After this workshop, participants will be able to:
- Connect core ASM content (Fundamental Statements & Scientific Thinking) to primary literature as presented by This Week in Microbiology (TWiM) hosts.
- Guide their students through the process of creating a draft annotation, presenting that annotation, providing constructive feedback for peers and revising their annotations based on peer review.
- Create short figure-reading and scientific literacy exercises based on primary literature presented by the TWiM hosts.
- Contribute to a nascent Open Education Resource (OER) book that provides resources for teaching microbiology concepts based on the ASM curriculum guidelines and Vision & Change.
Facilitators: Brian Gentry, Ph.D., Drake University and Carlos Goller, Ph.D., North Carolina State University
Join your fellow participants and speakers from the Getting Started in Biology Education Research webinar series for this workshop to build your DBER skills, get feedback on an in-progress research question and methods and find potential collaborators or mentors through networking. Please bring your in-progress research question(s), study context and design and questions that the group could help with.

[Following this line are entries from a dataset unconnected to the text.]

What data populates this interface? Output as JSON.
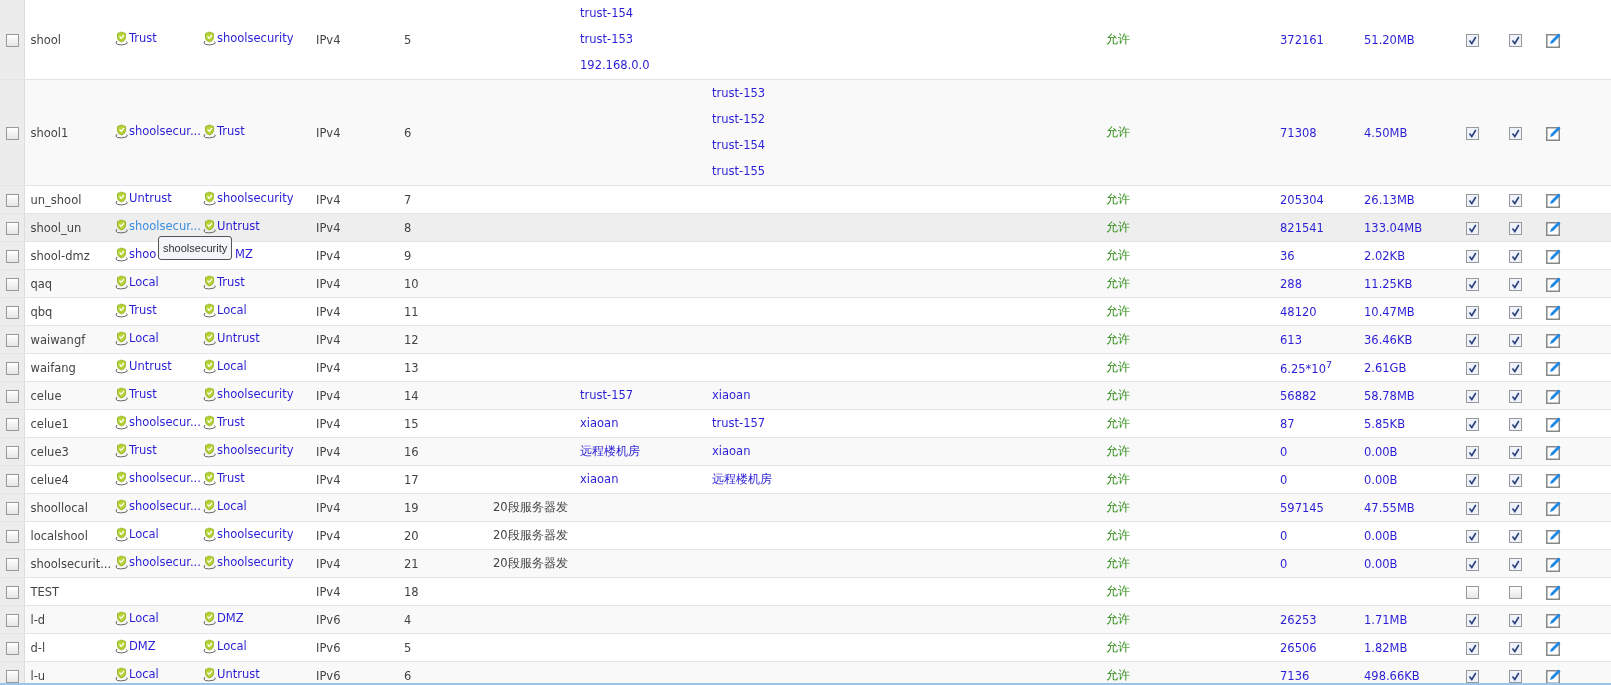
{
  "rows": [
    {
      "selected": false,
      "hovered": false,
      "name": "shool",
      "src_zone": {
        "text": "Trust",
        "icon": true
      },
      "dst_zone": {
        "text": "shoolsecurity",
        "icon": true
      },
      "ip_version": "IPv4",
      "id": "5",
      "src_addresses": [
        "trust-154",
        "trust-153",
        "192.168.0.0"
      ],
      "action": "允许",
      "hits": "372161",
      "bytes": "51.20MB",
      "checkbox_1": true,
      "checkbox_2": true
    },
    {
      "selected": false,
      "hovered": false,
      "name": "shool1",
      "src_zone": {
        "text": "shoolsecur...",
        "icon": true
      },
      "dst_zone": {
        "text": "Trust",
        "icon": true
      },
      "ip_version": "IPv4",
      "id": "6",
      "dst_addresses": [
        "trust-153",
        "trust-152",
        "trust-154",
        "trust-155"
      ],
      "action": "允许",
      "hits": "71308",
      "bytes": "4.50MB",
      "checkbox_1": true,
      "checkbox_2": true
    },
    {
      "selected": false,
      "hovered": false,
      "name": "un_shool",
      "src_zone": {
        "text": "Untrust",
        "icon": true
      },
      "dst_zone": {
        "text": "shoolsecurity",
        "icon": true
      },
      "ip_version": "IPv4",
      "id": "7",
      "action": "允许",
      "hits": "205304",
      "bytes": "26.13MB",
      "checkbox_1": true,
      "checkbox_2": true
    },
    {
      "selected": false,
      "hovered": true,
      "name": "shool_un",
      "src_zone": {
        "text": "shoolsecur...",
        "icon": true
      },
      "dst_zone": {
        "text": "Untrust",
        "icon": true
      },
      "ip_version": "IPv4",
      "id": "8",
      "action": "允许",
      "hits": "821541",
      "bytes": "133.04MB",
      "checkbox_1": true,
      "checkbox_2": true,
      "tooltip": "shoolsecurity"
    },
    {
      "selected": false,
      "hovered": false,
      "name": "shool-dmz",
      "src_zone": {
        "text": "shoo",
        "icon": true
      },
      "dst_zone": {
        "text": "MZ",
        "icon": false
      },
      "ip_version": "IPv4",
      "id": "9",
      "action": "允许",
      "hits": "36",
      "bytes": "2.02KB",
      "checkbox_1": true,
      "checkbox_2": true
    },
    {
      "selected": false,
      "hovered": false,
      "name": "qaq",
      "src_zone": {
        "text": "Local",
        "icon": true
      },
      "dst_zone": {
        "text": "Trust",
        "icon": true
      },
      "ip_version": "IPv4",
      "id": "10",
      "action": "允许",
      "hits": "288",
      "bytes": "11.25KB",
      "checkbox_1": true,
      "checkbox_2": true
    },
    {
      "selected": false,
      "hovered": false,
      "name": "qbq",
      "src_zone": {
        "text": "Trust",
        "icon": true
      },
      "dst_zone": {
        "text": "Local",
        "icon": true
      },
      "ip_version": "IPv4",
      "id": "11",
      "action": "允许",
      "hits": "48120",
      "bytes": "10.47MB",
      "checkbox_1": true,
      "checkbox_2": true
    },
    {
      "selected": false,
      "hovered": false,
      "name": "waiwangf",
      "src_zone": {
        "text": "Local",
        "icon": true
      },
      "dst_zone": {
        "text": "Untrust",
        "icon": true
      },
      "ip_version": "IPv4",
      "id": "12",
      "action": "允许",
      "hits": "613",
      "bytes": "36.46KB",
      "checkbox_1": true,
      "checkbox_2": true
    },
    {
      "selected": false,
      "hovered": false,
      "name": "waifang",
      "src_zone": {
        "text": "Untrust",
        "icon": true
      },
      "dst_zone": {
        "text": "Local",
        "icon": true
      },
      "ip_version": "IPv4",
      "id": "13",
      "action": "允许",
      "hits": "6.25*10$^{7}$",
      "bytes": "2.61GB",
      "checkbox_1": true,
      "checkbox_2": true
    },
    {
      "selected": false,
      "hovered": false,
      "name": "celue",
      "src_zone": {
        "text": "Trust",
        "icon": true
      },
      "dst_zone": {
        "text": "shoolsecurity",
        "icon": true
      },
      "ip_version": "IPv4",
      "id": "14",
      "src_addresses": [
        "trust-157"
      ],
      "dst_addresses": [
        "xiaoan"
      ],
      "action": "允许",
      "hits": "56882",
      "bytes": "58.78MB",
      "checkbox_1": true,
      "checkbox_2": true
    },
    {
      "selected": false,
      "hovered": false,
      "name": "celue1",
      "src_zone": {
        "text": "shoolsecur...",
        "icon": true
      },
      "dst_zone": {
        "text": "Trust",
        "icon": true
      },
      "ip_version": "IPv4",
      "id": "15",
      "src_addresses": [
        "xiaoan"
      ],
      "dst_addresses": [
        "trust-157"
      ],
      "action": "允许",
      "hits": "87",
      "bytes": "5.85KB",
      "checkbox_1": true,
      "checkbox_2": true
    },
    {
      "selected": false,
      "hovered": false,
      "name": "celue3",
      "src_zone": {
        "text": "Trust",
        "icon": true
      },
      "dst_zone": {
        "text": "shoolsecurity",
        "icon": true
      },
      "ip_version": "IPv4",
      "id": "16",
      "src_addresses": [
        "远程楼机房"
      ],
      "dst_addresses": [
        "xiaoan"
      ],
      "action": "允许",
      "hits": "0",
      "bytes": "0.00B",
      "checkbox_1": true,
      "checkbox_2": true
    },
    {
      "selected": false,
      "hovered": false,
      "name": "celue4",
      "src_zone": {
        "text": "shoolsecur...",
        "icon": true
      },
      "dst_zone": {
        "text": "Trust",
        "icon": true
      },
      "ip_version": "IPv4",
      "id": "17",
      "src_addresses": [
        "xiaoan"
      ],
      "dst_addresses": [
        "远程楼机房"
      ],
      "action": "允许",
      "hits": "0",
      "bytes": "0.00B",
      "checkbox_1": true,
      "checkbox_2": true
    },
    {
      "selected": false,
      "hovered": false,
      "name": "shoollocal",
      "src_zone": {
        "text": "shoolsecur...",
        "icon": true
      },
      "dst_zone": {
        "text": "Local",
        "icon": true
      },
      "ip_version": "IPv4",
      "id": "19",
      "column_6": "20段服务器发",
      "action": "允许",
      "hits": "597145",
      "bytes": "47.55MB",
      "checkbox_1": true,
      "checkbox_2": true
    },
    {
      "selected": false,
      "hovered": false,
      "name": "localshool",
      "src_zone": {
        "text": "Local",
        "icon": true
      },
      "dst_zone": {
        "text": "shoolsecurity",
        "icon": true
      },
      "ip_version": "IPv4",
      "id": "20",
      "column_6": "20段服务器发",
      "action": "允许",
      "hits": "0",
      "bytes": "0.00B",
      "checkbox_1": true,
      "checkbox_2": true
    },
    {
      "selected": false,
      "hovered": false,
      "name": "shoolsecurit...",
      "src_zone": {
        "text": "shoolsecur...",
        "icon": true
      },
      "dst_zone": {
        "text": "shoolsecurity",
        "icon": true
      },
      "ip_version": "IPv4",
      "id": "21",
      "column_6": "20段服务器发",
      "action": "允许",
      "hits": "0",
      "bytes": "0.00B",
      "checkbox_1": true,
      "checkbox_2": true
    },
    {
      "selected": false,
      "hovered": false,
      "name": "TEST",
      "ip_version": "IPv4",
      "id": "18",
      "action": "允许",
      "checkbox_1": false,
      "checkbox_2": false
    },
    {
      "selected": false,
      "hovered": false,
      "name": "l-d",
      "src_zone": {
        "text": "Local",
        "icon": true
      },
      "dst_zone": {
        "text": "DMZ",
        "icon": true
      },
      "ip_version": "IPv6",
      "id": "4",
      "action": "允许",
      "hits": "26253",
      "bytes": "1.71MB",
      "checkbox_1": true,
      "checkbox_2": true
    },
    {
      "selected": false,
      "hovered": false,
      "name": "d-l",
      "src_zone": {
        "text": "DMZ",
        "icon": true
      },
      "dst_zone": {
        "text": "Local",
        "icon": true
      },
      "ip_version": "IPv6",
      "id": "5",
      "action": "允许",
      "hits": "26506",
      "bytes": "1.82MB",
      "checkbox_1": true,
      "checkbox_2": true
    },
    {
      "selected": false,
      "hovered": false,
      "name": "l-u",
      "src_zone": {
        "text": "Local",
        "icon": true
      },
      "dst_zone": {
        "text": "Untrust",
        "icon": true
      },
      "ip_version": "IPv6",
      "id": "6",
      "action": "允许",
      "hits": "7136",
      "bytes": "498.66KB",
      "checkbox_1": true,
      "checkbox_2": true
    }
  ]
}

Facilitators: Ellen Dow, Ph.D. Lawrence Berkeley National Laboratory and Elisha Wood-Charlson, Ph.D., Lawrence Berkeley National Laboratory
If you are interested in incorporating bioinformatics or data science concepts into a course, or working with students on data that is immediately publishable, then this workshop is for you! The workshop focuses on analyzing microbial data in the free, open source KBase platform, following a workflow that results in a publishable genomic dataset for an ASM Microbiology Resource Announcement.
Target Audience: Relevant for educators who want to integrate (new, more, any) computational biology tools and resources into their courses, support student-curated data publications or just change up existing course-based undergraduate research experiences.
Prerequisites: A basic understanding of genome assembly and annotation, currently teaching or planning to teach courses and/or independent student research that include computational biology, bioinformatics and isolate or community-based microbiology data analysis.